No volatility nothing to fear

It was Franklin D. Roosevelt who, in light of the Great Depression, said the only thing to fear is fear itself. Its advice that rings true today given the industrys infatuation with the Vix, the so-called fear index.

No volatility nothing to fear


If you’ve been keeping track of the financial pages and blogs in recent days you’ll be aware of commentators getting anxious about the Vix’s apparent serenity, having falling to its lowest level for five years. It’s a portent of chaos to come, they say, as they prepare to scarper out of risk assets before the fall of the first autumn leaves.

It stands to reason that volatility will spike back up in September as City workers return from their holidays, or at least by St Leger Day if you follow that old adage. But, with the eurozone woes having taken something of a backseat to the Olympics et al in recent weeks, is there a risk that investors have become too complacent?
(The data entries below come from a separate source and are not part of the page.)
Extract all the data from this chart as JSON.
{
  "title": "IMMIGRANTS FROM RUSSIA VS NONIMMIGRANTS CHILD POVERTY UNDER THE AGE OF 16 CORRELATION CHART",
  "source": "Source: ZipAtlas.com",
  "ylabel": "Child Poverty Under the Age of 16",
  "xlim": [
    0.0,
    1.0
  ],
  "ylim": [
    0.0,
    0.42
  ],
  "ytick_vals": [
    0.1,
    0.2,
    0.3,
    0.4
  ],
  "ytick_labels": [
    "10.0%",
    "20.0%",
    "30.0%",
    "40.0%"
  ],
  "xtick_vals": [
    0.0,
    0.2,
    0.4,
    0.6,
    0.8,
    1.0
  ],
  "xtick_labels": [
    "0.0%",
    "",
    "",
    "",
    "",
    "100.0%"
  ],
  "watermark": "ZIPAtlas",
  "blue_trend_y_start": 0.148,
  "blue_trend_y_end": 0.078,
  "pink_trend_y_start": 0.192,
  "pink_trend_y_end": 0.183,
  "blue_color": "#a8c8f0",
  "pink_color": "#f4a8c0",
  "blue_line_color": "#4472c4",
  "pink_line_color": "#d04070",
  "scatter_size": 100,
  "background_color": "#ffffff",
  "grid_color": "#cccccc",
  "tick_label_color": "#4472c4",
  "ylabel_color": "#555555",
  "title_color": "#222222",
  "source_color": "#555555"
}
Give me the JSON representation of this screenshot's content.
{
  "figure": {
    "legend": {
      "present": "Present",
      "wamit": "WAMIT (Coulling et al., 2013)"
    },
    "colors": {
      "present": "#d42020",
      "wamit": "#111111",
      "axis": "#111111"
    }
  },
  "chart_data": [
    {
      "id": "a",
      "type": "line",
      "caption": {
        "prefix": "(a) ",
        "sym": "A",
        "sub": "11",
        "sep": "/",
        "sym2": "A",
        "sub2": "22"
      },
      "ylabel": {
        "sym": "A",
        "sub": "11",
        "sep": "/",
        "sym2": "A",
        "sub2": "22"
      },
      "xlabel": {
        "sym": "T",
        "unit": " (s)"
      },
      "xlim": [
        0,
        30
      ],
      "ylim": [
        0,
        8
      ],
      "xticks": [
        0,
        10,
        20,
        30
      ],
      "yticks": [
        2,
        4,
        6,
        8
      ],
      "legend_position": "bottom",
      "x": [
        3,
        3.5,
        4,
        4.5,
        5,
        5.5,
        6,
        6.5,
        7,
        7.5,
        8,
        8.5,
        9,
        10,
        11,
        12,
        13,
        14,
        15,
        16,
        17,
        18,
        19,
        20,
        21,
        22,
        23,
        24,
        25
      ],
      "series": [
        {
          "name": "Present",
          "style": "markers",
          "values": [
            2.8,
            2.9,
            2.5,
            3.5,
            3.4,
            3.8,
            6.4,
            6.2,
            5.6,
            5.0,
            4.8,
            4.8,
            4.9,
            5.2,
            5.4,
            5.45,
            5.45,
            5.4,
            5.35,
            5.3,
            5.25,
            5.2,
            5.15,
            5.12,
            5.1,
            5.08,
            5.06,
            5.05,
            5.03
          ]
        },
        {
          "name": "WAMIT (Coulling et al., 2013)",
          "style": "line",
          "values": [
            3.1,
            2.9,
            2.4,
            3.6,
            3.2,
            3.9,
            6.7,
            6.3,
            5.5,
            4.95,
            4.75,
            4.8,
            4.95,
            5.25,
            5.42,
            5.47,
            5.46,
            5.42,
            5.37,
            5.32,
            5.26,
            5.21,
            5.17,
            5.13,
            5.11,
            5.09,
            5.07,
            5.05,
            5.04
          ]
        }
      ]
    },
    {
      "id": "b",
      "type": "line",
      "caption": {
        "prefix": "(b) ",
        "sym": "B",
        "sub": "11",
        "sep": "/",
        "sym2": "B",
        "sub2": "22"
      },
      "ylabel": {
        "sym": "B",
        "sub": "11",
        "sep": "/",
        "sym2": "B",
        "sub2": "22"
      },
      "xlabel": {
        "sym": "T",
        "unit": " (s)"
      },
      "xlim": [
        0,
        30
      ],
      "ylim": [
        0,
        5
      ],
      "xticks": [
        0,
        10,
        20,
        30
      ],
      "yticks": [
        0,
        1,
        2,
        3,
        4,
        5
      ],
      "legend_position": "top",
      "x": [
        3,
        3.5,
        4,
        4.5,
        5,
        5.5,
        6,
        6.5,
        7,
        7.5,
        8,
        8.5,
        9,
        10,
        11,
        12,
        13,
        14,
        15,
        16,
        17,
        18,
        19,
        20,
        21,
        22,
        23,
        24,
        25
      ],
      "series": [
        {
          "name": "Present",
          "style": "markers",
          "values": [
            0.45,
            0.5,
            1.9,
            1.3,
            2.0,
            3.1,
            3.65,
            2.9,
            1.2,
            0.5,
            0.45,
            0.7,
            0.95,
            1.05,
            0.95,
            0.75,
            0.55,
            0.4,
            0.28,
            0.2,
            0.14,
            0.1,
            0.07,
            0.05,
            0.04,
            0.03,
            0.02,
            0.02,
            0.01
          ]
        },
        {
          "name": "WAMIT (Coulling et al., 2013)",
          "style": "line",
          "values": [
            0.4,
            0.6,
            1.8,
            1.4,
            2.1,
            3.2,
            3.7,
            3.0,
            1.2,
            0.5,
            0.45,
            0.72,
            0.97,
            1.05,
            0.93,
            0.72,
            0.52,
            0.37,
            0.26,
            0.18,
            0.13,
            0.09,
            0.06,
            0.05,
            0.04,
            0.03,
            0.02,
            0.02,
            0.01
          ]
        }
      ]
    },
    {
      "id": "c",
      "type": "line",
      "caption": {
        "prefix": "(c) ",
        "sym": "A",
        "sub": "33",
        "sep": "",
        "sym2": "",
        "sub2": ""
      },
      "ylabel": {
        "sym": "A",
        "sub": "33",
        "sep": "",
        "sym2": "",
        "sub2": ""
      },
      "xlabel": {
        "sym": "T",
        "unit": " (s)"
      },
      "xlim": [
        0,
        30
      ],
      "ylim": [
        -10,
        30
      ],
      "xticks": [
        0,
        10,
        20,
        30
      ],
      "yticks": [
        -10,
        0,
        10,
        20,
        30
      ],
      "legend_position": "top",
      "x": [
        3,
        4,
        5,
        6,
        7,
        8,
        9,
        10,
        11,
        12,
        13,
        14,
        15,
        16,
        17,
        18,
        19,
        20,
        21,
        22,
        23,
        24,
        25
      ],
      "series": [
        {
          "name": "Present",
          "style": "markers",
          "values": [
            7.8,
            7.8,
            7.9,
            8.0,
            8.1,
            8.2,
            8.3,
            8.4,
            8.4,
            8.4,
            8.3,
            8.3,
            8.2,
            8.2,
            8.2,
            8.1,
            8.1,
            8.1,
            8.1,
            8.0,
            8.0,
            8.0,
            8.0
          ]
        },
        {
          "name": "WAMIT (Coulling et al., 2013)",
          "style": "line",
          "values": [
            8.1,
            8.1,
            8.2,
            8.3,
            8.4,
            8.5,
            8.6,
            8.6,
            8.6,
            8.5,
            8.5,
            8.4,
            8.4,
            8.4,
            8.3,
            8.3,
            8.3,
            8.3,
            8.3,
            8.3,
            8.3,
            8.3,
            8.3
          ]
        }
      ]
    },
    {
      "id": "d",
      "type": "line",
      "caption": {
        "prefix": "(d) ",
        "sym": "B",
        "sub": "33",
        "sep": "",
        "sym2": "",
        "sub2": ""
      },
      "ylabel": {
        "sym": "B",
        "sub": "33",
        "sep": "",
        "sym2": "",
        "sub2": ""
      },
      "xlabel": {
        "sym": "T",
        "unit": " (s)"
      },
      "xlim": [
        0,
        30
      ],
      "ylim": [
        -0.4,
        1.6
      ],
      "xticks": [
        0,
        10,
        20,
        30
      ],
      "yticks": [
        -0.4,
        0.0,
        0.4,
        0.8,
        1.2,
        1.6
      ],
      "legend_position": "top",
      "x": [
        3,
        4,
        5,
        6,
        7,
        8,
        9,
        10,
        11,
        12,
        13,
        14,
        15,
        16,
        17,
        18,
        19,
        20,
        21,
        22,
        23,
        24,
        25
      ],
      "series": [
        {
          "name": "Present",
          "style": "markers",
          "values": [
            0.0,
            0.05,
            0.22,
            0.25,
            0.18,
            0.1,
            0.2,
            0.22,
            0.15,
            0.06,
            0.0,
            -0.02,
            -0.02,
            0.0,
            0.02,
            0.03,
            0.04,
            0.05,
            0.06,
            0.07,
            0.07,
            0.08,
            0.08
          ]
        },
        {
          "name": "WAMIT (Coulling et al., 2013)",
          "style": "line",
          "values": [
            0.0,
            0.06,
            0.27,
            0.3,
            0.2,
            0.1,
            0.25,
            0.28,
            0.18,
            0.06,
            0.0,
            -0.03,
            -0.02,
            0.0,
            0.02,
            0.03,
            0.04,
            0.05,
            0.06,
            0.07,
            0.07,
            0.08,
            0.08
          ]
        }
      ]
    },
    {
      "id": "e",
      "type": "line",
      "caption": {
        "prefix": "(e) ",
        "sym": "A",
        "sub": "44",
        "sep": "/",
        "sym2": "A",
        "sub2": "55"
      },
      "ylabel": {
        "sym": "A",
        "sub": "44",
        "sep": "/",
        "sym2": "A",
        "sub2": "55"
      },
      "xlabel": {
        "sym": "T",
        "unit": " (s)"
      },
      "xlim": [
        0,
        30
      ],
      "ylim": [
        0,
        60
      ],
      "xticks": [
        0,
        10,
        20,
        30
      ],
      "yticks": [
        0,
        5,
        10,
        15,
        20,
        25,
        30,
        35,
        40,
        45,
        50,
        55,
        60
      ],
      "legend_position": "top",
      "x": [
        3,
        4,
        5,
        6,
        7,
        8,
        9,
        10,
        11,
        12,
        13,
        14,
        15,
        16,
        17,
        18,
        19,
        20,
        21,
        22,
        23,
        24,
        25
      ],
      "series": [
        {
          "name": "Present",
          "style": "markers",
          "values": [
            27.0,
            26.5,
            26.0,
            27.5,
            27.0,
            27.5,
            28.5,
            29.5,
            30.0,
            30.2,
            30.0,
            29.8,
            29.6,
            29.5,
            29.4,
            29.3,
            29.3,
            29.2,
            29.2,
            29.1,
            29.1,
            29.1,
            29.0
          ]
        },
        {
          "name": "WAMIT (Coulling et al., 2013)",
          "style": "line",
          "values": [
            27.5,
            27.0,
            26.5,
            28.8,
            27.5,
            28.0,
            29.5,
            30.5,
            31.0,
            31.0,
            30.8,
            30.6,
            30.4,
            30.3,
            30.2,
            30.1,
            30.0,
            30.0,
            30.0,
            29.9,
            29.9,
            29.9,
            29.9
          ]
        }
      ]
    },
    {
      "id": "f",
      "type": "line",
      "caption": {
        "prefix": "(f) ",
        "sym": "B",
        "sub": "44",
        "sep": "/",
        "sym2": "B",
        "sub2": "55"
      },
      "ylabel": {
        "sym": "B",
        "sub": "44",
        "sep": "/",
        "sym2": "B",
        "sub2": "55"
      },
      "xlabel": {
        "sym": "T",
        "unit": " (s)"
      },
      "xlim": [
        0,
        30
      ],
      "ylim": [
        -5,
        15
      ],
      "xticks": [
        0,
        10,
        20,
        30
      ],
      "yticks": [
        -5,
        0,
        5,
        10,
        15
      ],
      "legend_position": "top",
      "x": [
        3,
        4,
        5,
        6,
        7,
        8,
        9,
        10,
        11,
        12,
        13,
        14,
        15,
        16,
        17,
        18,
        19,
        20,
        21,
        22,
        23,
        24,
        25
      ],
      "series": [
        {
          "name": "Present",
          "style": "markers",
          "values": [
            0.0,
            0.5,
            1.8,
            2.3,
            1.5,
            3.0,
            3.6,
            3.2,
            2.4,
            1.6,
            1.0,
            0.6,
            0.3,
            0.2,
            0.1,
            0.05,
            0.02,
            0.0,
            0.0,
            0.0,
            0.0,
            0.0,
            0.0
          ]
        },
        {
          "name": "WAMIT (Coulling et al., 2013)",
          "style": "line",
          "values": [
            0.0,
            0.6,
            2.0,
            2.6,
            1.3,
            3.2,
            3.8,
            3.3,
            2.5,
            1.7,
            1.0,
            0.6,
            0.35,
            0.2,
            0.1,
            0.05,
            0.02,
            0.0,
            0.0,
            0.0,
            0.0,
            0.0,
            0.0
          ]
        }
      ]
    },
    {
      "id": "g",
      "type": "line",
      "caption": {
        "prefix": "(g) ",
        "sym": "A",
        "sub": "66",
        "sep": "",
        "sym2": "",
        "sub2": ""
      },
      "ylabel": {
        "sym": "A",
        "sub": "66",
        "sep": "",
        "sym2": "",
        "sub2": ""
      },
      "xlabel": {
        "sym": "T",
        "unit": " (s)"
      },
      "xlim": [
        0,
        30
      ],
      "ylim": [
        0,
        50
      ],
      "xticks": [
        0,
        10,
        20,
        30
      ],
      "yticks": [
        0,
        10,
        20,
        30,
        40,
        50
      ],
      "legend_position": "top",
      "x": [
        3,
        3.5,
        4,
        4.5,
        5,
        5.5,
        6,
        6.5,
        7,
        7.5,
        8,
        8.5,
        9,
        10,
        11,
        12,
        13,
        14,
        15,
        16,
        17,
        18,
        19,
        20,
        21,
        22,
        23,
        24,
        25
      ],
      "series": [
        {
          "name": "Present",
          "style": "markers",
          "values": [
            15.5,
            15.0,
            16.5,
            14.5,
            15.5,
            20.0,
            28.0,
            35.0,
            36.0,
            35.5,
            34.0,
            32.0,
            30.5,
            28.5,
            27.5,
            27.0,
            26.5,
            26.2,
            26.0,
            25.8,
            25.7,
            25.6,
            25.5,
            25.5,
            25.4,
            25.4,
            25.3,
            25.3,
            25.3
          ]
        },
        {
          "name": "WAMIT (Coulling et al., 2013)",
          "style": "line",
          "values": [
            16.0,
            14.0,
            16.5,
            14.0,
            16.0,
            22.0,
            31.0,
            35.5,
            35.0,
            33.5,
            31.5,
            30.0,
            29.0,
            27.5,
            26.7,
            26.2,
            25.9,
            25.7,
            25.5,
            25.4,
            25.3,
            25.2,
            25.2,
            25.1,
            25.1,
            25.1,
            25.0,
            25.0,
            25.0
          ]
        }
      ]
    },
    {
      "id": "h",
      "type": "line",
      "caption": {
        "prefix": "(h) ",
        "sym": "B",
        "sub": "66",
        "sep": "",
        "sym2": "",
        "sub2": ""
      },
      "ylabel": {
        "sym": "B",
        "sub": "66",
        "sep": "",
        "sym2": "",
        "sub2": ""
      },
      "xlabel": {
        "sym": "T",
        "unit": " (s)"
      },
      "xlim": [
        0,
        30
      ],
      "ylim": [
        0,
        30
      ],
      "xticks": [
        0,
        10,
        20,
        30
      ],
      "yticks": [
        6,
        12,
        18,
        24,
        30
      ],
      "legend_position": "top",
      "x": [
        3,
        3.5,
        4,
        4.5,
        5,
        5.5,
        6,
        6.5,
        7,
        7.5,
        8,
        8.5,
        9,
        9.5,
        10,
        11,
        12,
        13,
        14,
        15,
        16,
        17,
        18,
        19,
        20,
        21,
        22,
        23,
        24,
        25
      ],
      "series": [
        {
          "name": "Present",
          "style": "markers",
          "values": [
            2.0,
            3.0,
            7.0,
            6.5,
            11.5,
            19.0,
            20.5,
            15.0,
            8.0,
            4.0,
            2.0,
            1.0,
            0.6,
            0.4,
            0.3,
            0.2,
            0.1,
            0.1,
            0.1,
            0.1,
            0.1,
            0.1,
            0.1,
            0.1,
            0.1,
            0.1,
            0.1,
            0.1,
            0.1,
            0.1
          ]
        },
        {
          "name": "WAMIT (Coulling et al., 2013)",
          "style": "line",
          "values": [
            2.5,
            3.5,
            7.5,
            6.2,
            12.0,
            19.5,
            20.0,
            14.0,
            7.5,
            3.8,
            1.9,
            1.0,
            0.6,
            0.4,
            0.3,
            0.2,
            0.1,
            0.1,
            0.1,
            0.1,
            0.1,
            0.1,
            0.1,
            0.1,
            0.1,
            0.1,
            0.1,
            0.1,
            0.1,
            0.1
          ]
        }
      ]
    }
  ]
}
To be honest, I wouldn’t have a clue as I’m not an economist. Still, I will say that given that the Vix is a measure of the implied volatility of the S&P 500, investors may one way or another want to reassess their holdings in US equities.

An expensive concern

Fund managers have become well versed in calling out US equities as expensive, so maybe a correction wouldn’t be such a bad thing. Still, many asset allocators remain overweight the country on the basis of its pro-active central bank and the apparent rude health of its largest companies. It helps that the S&P 500 has outperformed European equities (Euro Stoxx 50) by around 30% over the past year.

A recent Merrill Lynch fund manager survey recorded that a net 13% of respondents were overweight US equities, which Lars Kreckel, global equity strategist at Legal & General, points out is roughly one standard deviation above the normal reading.

“Using one of our preferred valuation measures, the cyclically adjusted PE (CAPE), US equities now trade on twice the CAPE of European equities, easily the highest ratio since our records begin in 1983,” he adds.

Relative perfection

“When such a large number of indicators are close to extreme levels, it tells us that US equities are priced to deliver relative perfection and are very vulnerable to any relative disappointment.”

Contrarian/brave investors might prefer to put their money in European equities, or perhaps Japan, which one asset allocator recently described to me as “the best performing asset class for the next 10 years”.

Taking profits on US funds might not be such a bad idea given how far they have risen in the past 12 months (the average fund in the IMA North America sector is up 28%, according to FE Analytics).

Alternatively, for long-term investors, maybe volatility is nothing to fear after all. At the very least, let’s ignore the market chatter and wait until we have something tangible to worry about before we start truly panicking.